Hoe moeten vastgoedeigenaars inspelen op die tendensen?

VAN DOORN. “Ze moeten inzien dat hun vastgoed een rol kan spelen in het succes van de huurder. Dat beide partijen dus een gezamenlijk belang hebben. In het winkelvastgoed is men daar al meer mee vertrouwd. Voor winkels in shoppingcentra is het in veel landen gebruikelijk dat de huur gerelateerd is aan de winkelomzet. Bij kantoorvastgoed en logistieke gebouwen is dat niet zo gemakkelijk, maar ook daar zal de relatie met de huurder belangrijker worden.

“De vastgoedsector moet veel meer service-minded worden. In de studie Emerging Trends in Real Estate die wij samen maken met PwC, vragen we elk jaar aan beslissingnemers in vastgoed wat volgens hen de vastgoedsegmenten van de toekomst zijn. Het valt op dat vastgoed waarbij management een cruciale rol speelt – zoals hotels, studentenhuisvesting, zorgvastgoed – steeds meer op de voorgrond treedt. De operator maakt daar het verschil, meer dan het gebouw of de locatie.”

Vergt dat ook andere profielen?

VAN DOORN. “Ja, meer op service gerichte profielen. Je ziet mensen uit de hotelsector opduiken in het vastgoed. Omdat ze doordrongen zijn van die servicegedachte. Ook voor mensen met wat zachtere profielen, zoals psychologen of sociologen, zijn er nu meer kansen in de vastgoedsector.”

Meer flexibiliteit, kortere huurperiodes, andere huurformules…. Zet de innovatieve economie het voor investeerders aantrekkelijke model van langdurige recurrente huurinkomsten onder druk?

VAN DOORN. “Dat denk ik wel. Het lastige is natuurlijk dat kapitaalintensieve van vastgoed en de langetermijnhorizon van ontwikkelaars en investeerders. Het studiewerk, de vergunningprocedures, het bouwen, dat neemt allemaal veel tijd in beslag. Maar ook daar zie je – weliswaar voorzichtig – veranderingen. Projectontwikkelaars gaan op zoek naar manieren om flexibeler en goedkoper te bouwen. IKEA is even buiten Londen een woonwijk aan het bouwen waarin het aandeel prefab veel groter is dan gebruikelijk.”

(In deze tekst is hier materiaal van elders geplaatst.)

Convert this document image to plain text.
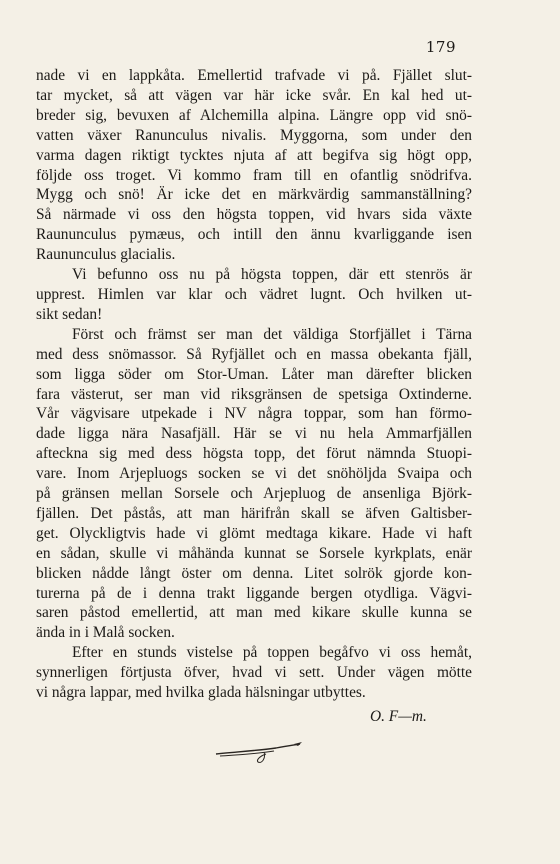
179
nade vi en lappkåta. Emellertid trafvade vi på. Fjället slut-
tar mycket, så att vägen var här icke svår. En kal hed ut-
breder sig, bevuxen af Alchemilla alpina. Längre opp vid snö-
vatten växer Ranunculus nivalis. Myggorna, som under den
varma dagen riktigt tycktes njuta af att begifva sig högt opp,
följde oss troget. Vi kommo fram till en ofantlig snödrifva.
Mygg och snö! Är icke det en märkvärdig sammanställning?
Så närmade vi oss den högsta toppen, vid hvars sida växte
Raununculus pymæus, och intill den ännu kvarliggande isen
Raununculus glacialis.
Vi befunno oss nu på högsta toppen, där ett stenrös är
upprest. Himlen var klar och vädret lugnt. Och hvilken ut-
sikt sedan!
Först och främst ser man det väldiga Storfjället i Tärna
med dess snömassor. Så Ryfjället och en massa obekanta fjäll,
som ligga söder om Stor-Uman. Låter man därefter blicken
fara västerut, ser man vid riksgränsen de spetsiga Oxtinderne.
Vår vägvisare utpekade i NV några toppar, som han förmo-
dade ligga nära Nasafjäll. Här se vi nu hela Ammarfjällen
afteckna sig med dess högsta topp, det förut nämnda Stuopi-
vare. Inom Arjepluogs socken se vi det snöhöljda Svaipa och
på gränsen mellan Sorsele och Arjepluog de ansenliga Björk-
fjällen. Det påstås, att man härifrån skall se äfven Galtisber-
get. Olyckligtvis hade vi glömt medtaga kikare. Hade vi haft
en sådan, skulle vi måhända kunnat se Sorsele kyrkplats, enär
blicken nådde långt öster om denna. Litet solrök gjorde kon-
turerna på de i denna trakt liggande bergen otydliga. Vägvi-
saren påstod emellertid, att man med kikare skulle kunna se
ända in i Malå socken.
Efter en stunds vistelse på toppen begåfvo vi oss hemåt,
synnerligen förtjusta öfver, hvad vi sett. Under vägen mötte
vi några lappar, med hvilka glada hälsningar utbyttes.
O. F—m.
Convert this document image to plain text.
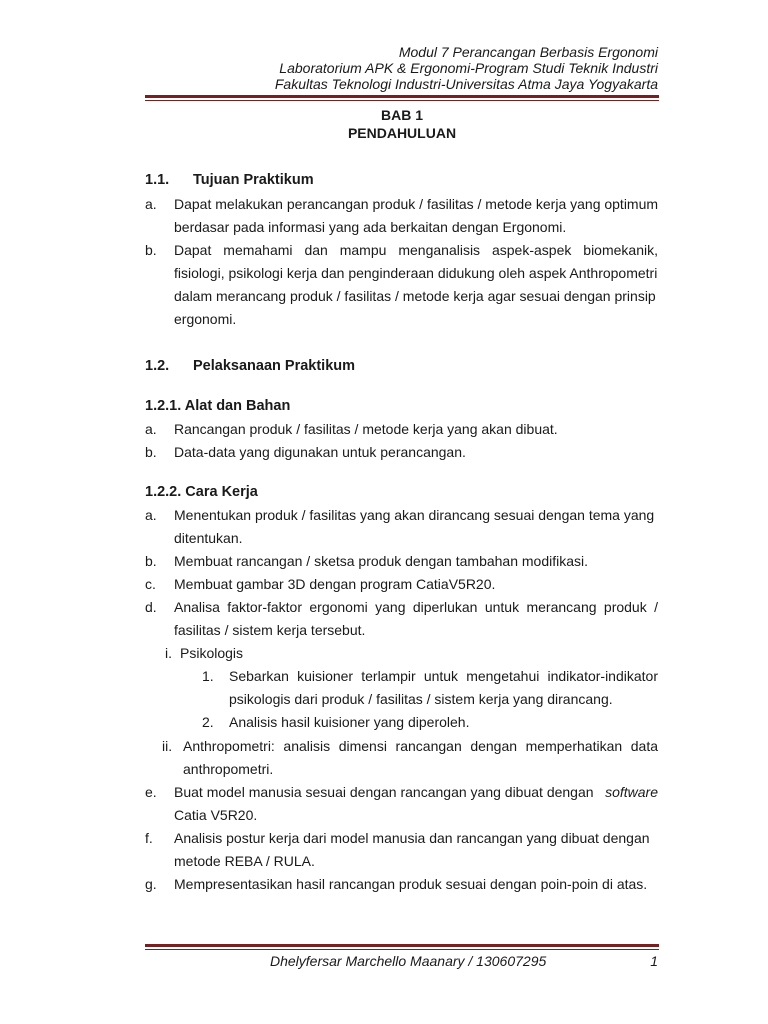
Modul 7 Perancangan Berbasis Ergonomi
Laboratorium APK & Ergonomi-Program Studi Teknik Industri
Fakultas Teknologi Industri-Universitas Atma Jaya Yogyakarta
BAB 1
PENDAHULUAN
1.1. Tujuan Praktikum
a. Dapat melakukan perancangan produk / fasilitas / metode kerja yang optimum
berdasar pada informasi yang ada berkaitan dengan Ergonomi.
b. Dapat memahami dan mampu menganalisis aspek-aspek biomekanik,
fisiologi, psikologi kerja dan penginderaan didukung oleh aspek Anthropometri
dalam merancang produk / fasilitas / metode kerja agar sesuai dengan prinsip
ergonomi.
1.2. Pelaksanaan Praktikum
1.2.1. Alat dan Bahan
a. Rancangan produk / fasilitas / metode kerja yang akan dibuat.
b. Data-data yang digunakan untuk perancangan.
1.2.2. Cara Kerja
a. Menentukan produk / fasilitas yang akan dirancang sesuai dengan tema yang
ditentukan.
b. Membuat rancangan / sketsa produk dengan tambahan modifikasi.
c. Membuat gambar 3D dengan program CatiaV5R20.
d. Analisa faktor-faktor ergonomi yang diperlukan untuk merancang produk /
fasilitas / sistem kerja tersebut.
i. Psikologis
1. Sebarkan kuisioner terlampir untuk mengetahui indikator-indikator
psikologis dari produk / fasilitas / sistem kerja yang dirancang.
2. Analisis hasil kuisioner yang diperoleh.
ii. Anthropometri: analisis dimensi rancangan dengan memperhatikan data
anthropometri.
e. Buat model manusia sesuai dengan rancangan yang dibuat dengan software
Catia V5R20.
f. Analisis postur kerja dari model manusia dan rancangan yang dibuat dengan
metode REBA / RULA.
g. Mempresentasikan hasil rancangan produk sesuai dengan poin-poin di atas.
Dhelyfersar Marchello Maanary / 130607295	1
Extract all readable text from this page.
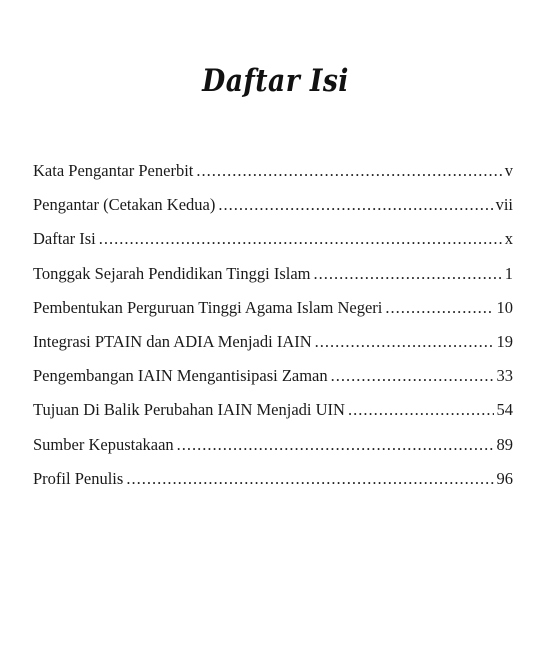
Daftar Isi
Kata Pengantar Penerbit .....	v
Pengantar (Cetakan Kedua) .....	vii
Daftar Isi .....	x
Tonggak Sejarah Pendidikan Tinggi Islam .....	1
Pembentukan Perguruan Tinggi Agama Islam Negeri .....	10
Integrasi PTAIN dan ADIA Menjadi IAIN .....	19
Pengembangan IAIN Mengantisipasi Zaman .....	33
Tujuan Di Balik Perubahan IAIN Menjadi UIN .....	54
Sumber Kepustakaan .....	89
Profil Penulis .....	96
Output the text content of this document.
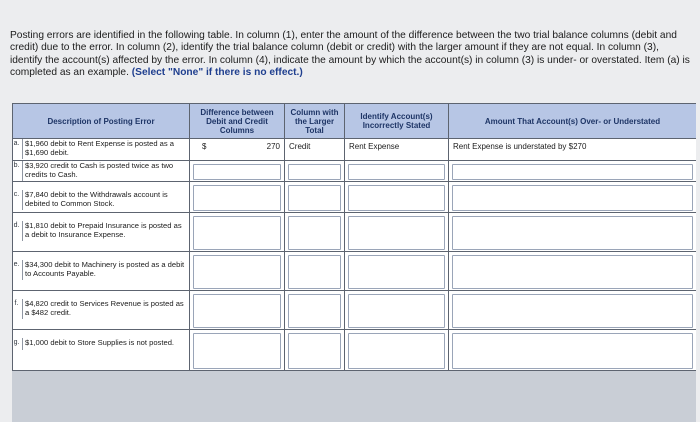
Posting errors are identified in the following table. In column (1), enter the amount of the difference between the two trial balance columns (debit and credit) due to the error. In column (2), identify the trial balance column (debit or credit) with the larger amount if they are not equal. In column (3), identify the account(s) affected by the error. In column (4), indicate the amount by which the account(s) in column (3) is under- or overstated. Item (a) is completed as an example. (Select "None" if there is no effect.)
Description of Posting Error	Difference between Debit and Credit Columns	Column with the Larger Total	Identify Account(s) Incorrectly Stated	Amount That Account(s) Over- or Understated

a. $1,960 debit to Rent Expense is posted as a $1,690 debit.	$ 270	Credit	Rent Expense	Rent Expense is understated by $270

b. $3,920 credit to Cash is posted twice as two credits to Cash.				

c. $7,840 debit to the Withdrawals account is debited to Common Stock.				

d. $1,810 debit to Prepaid Insurance is posted as a debit to Insurance Expense.				

e. $34,300 debit to Machinery is posted as a debit to Accounts Payable.				

f. $4,820 credit to Services Revenue is posted as a $482 credit.				

g. $1,000 debit to Store Supplies is not posted.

Is de innovatie-economie vooral een stedelijke aangelegenheid?

VAN DOORN. “Ja. We hebben in kaart gebracht waar die nieuwe innovatieve hubs zich vestigen. Enkele liggen buiten de stad, maar dat waren ook de oudste. De nieuwste initiatieven kiezen resoluut voor de stadscentra. Omdat jonge mensen willen werken waar ze wonen, en dat is vaak in de stad. Omdat het duurzaam is en je weinig tijd verliest met verplaatsingen. En omdat de stad nu eenmaal de plek is waar veel mensen samenkomen en er dus een goede voedingsbodem is voor innovatieve ideeën. In de innovatie-economie houden mensen niet vast aan vaste werktijden tussen negen en vijf. In de stad is het veel gemakkelijker om wonen, werken en ontspannen te combineren. The Square in Berlijn is een concept dat daarop inspeelt. Het stelt woongelegenheid ter beschikking van de mensen die werken in het complex.”

Zullen nieuwe spelers de oude uit de markt duwen?

VAN DOORN. “Dat denk ik wel. Het aanbod van Airbnb in Nederland is intussen groter dan dat van welke hotelketen ook. Voor mij is dat een blijver. Het parcours van Airbnb en Uber toont wel aan dat het met horten en stoten gaat. Steden hebben het voorlopig erg moeilijk die nieuwe formules in de bestaande regelgeving te gieten. Maar ze zullen niet verdwijnen, want ze bieden een belangrijke meerwaarde.

“Bij de start van e-commerce werd er gezegd dat alle fysieke winkels zouden verdwijnen. Maar de eerste jaren veranderde er eigenlijk niets. De echte doorbraak kwam er pas tijdens de financiële crisis. Toen zagen consumenten in dat ze konden besparen door online te kopen. De meeste fysieke winkels zijn er nog altijd, maar ze krijgen deels wel een andere functie. Winkeliers moeten daarop inspelen, maar ook de vastgoedeigenaars moeten zich aanpassen. Dat zie ik ook gebeuren in de andere vastgoedsegmenten. Sommige zullen zich moeten herpositioneren om te overleven. En wellicht overleeft niet iedereen, maar dat is van alle tijden.”

Laurenz Verledens

“De nieuwste initiatieven kiezen resoluut voor de stadscentra. Jonge mensen willen werken waar ze wonen, het is duurzaam en je verliest weinig tijd met verplaatsingen”

“Start-ups en jonge bedrijven die al voor andere sectoren werken, zien geweldige opportuniteiten in de vastgoedsector”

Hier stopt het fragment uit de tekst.